Interrole Conflict
A traditional area of organizational conflict research focuses on the competing demands and expectations that a person experiences when tying to fulfill different roles. Interrole conflict is negatively associated with several critical dimensions of employee experience such as satisfaction and balance (Broome, DeTurk, Kristjansdottir, Kanata, & Ganesan, 2002).
Interrole conflict may arise, for example, when there are competing cultural definitions of what it means to be a “good” team player, different values or ways of approaching ethical decision making, and different norms and national laws regarding what represents appropriate sexual behavior or what comprises a hostile work team.The description of a festering conflict between Japanese nationals and the multicultural American members of a San Franciscobased Nomizu sake-making team highlights the many types of cultural differences that simultaneously emerge in multinational teams.
The Americans had no cultural or artistic connection to sake making and saw their job as a basic nine to five commitment of wage labor. They were characterized by their sense of individual identity, equal sense of status, informal style and direct assertiveness. In comparison, the Japanese nationals were characterized by a sense of group identity, respect for hierarchical status, formal style and indirect expression. Consequently, the American portion of the workforce, though initially intrigued by the novelty of Kawate’s management techniques, soon grew tired of having to work past five o’clock p.m. to meet daily production quotas, as did their Japanese counterparts. (G. Morgan, 1989, p. 311)

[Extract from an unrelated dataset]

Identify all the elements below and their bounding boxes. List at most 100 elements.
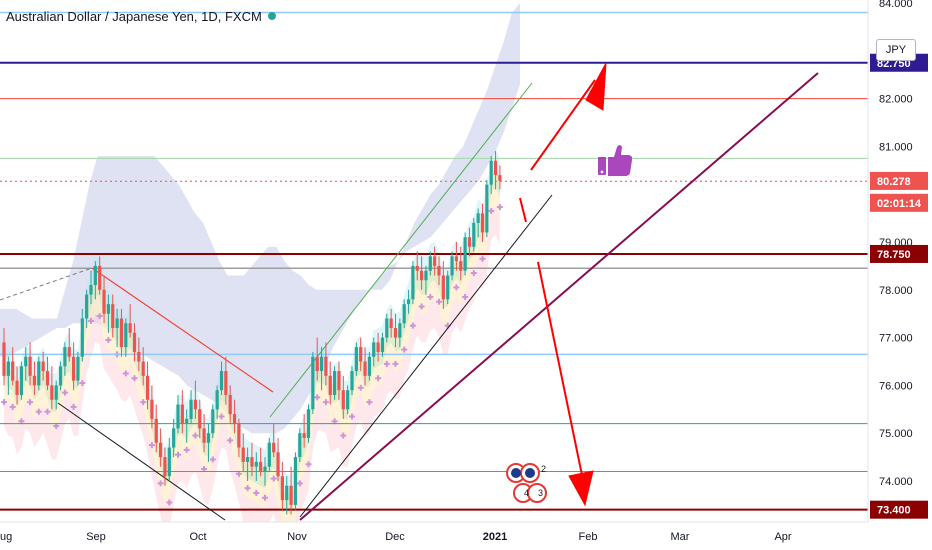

After serious work disruption and the inability to bridge the basic differences in team members’ ideas of what “work” meant, management decided “it was much more cost effective for the company to allow the Japanese to work overtime until production quotas were met and let the Americans go home at five o'clock as they wished” (G. Morgan, 1989, p. 313). In this case, the cultural gap remained, and the conflict cycles continued.